The premium overview also shows that traders did not establish aggressive breakout positions ahead of the FOMC meeting. Instead, fund flows reflect a more cautious stance, with upside being sold rather than chased. Therefore, the recent recovery lacks the conviction typically required to challenge the important $100,000 level.

Volatility is underestimated
When we combine the reset of implied volatility with the sharp two-way swings this week, the result is a negative volatility risk premium. A volatility risk premium is typically positive because traders demand compensation for the risk of a surge in volatility. Without this premium, traders shorting volatility cannot monetize the risk they bear.
At current levels, implied volatility is lower than realized volatility, meaning that the volatility in option pricing is less than the volatility actually delivered in the market. This creates a favorable environment for long Gamma positions, as every price swing could potentially generate profit, provided the actual volatility exceeds the expectation implied by the option price.

in conclusion
Bitcoin continues to trade in a structurally fragile environment, with on-chain weakness and shrinking demand intertwined with a more cautious derivatives landscape. Prices have temporarily stabilized above the "real market mean," but the broader structure is currently highly similar to that of Q1 2022: over 25% of supply is underwater, realized losses have increased, and sensitivity to macroeconomic shocks has risen. While significantly weaker than earlier this year, positive capital momentum remains one of the few constructive signs preventing a deeper market collapse.
Off-chain indicators reinforce this defensive tone. ETF flows have turned to net outflows, the spot CVD indicator has declined, and futures open interest continues to decrease in an orderly manner. Funding rates are near neutral, reflecting neither bullish sentiment nor aggressive short-selling pressure.

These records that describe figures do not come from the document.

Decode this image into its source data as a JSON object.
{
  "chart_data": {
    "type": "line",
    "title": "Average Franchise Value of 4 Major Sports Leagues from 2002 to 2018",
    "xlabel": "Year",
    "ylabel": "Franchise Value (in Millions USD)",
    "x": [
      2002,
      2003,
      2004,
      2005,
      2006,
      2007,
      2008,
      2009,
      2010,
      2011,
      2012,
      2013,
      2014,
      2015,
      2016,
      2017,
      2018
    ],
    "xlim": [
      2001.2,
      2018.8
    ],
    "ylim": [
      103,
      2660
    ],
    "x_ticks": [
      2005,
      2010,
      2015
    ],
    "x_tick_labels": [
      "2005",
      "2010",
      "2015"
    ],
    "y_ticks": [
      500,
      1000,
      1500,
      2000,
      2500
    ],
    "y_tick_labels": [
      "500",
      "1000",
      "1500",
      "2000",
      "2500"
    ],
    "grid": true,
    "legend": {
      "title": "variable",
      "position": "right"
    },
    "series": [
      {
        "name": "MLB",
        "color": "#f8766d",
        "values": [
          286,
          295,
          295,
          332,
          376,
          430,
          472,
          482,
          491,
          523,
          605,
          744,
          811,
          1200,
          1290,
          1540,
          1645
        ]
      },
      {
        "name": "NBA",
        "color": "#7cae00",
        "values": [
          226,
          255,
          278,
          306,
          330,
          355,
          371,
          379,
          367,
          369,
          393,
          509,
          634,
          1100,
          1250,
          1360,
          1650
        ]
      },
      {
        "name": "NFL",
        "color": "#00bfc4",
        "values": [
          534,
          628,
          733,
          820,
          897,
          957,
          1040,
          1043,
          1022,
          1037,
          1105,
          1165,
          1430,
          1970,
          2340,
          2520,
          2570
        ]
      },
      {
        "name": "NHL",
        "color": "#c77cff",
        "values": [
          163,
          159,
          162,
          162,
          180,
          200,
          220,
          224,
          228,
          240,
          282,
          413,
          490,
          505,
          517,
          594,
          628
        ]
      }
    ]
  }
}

In the options market, implied volatility is compressing, skewness is softening, fund flows are reversing, and options are currently priced low relative to realized volatility, conveying caution rather than a renewed risk appetite.
Looking ahead, holding within the 0.75-0.85 quantile range (US$96.1K-106K) is crucial for stabilizing the market structure and reducing downside vulnerability before the end of the year.
Conversely, the "real market mean" remains the most likely area for a bottom to form, unless negative macroeconomic catalysts disrupt the market's already delicate balance.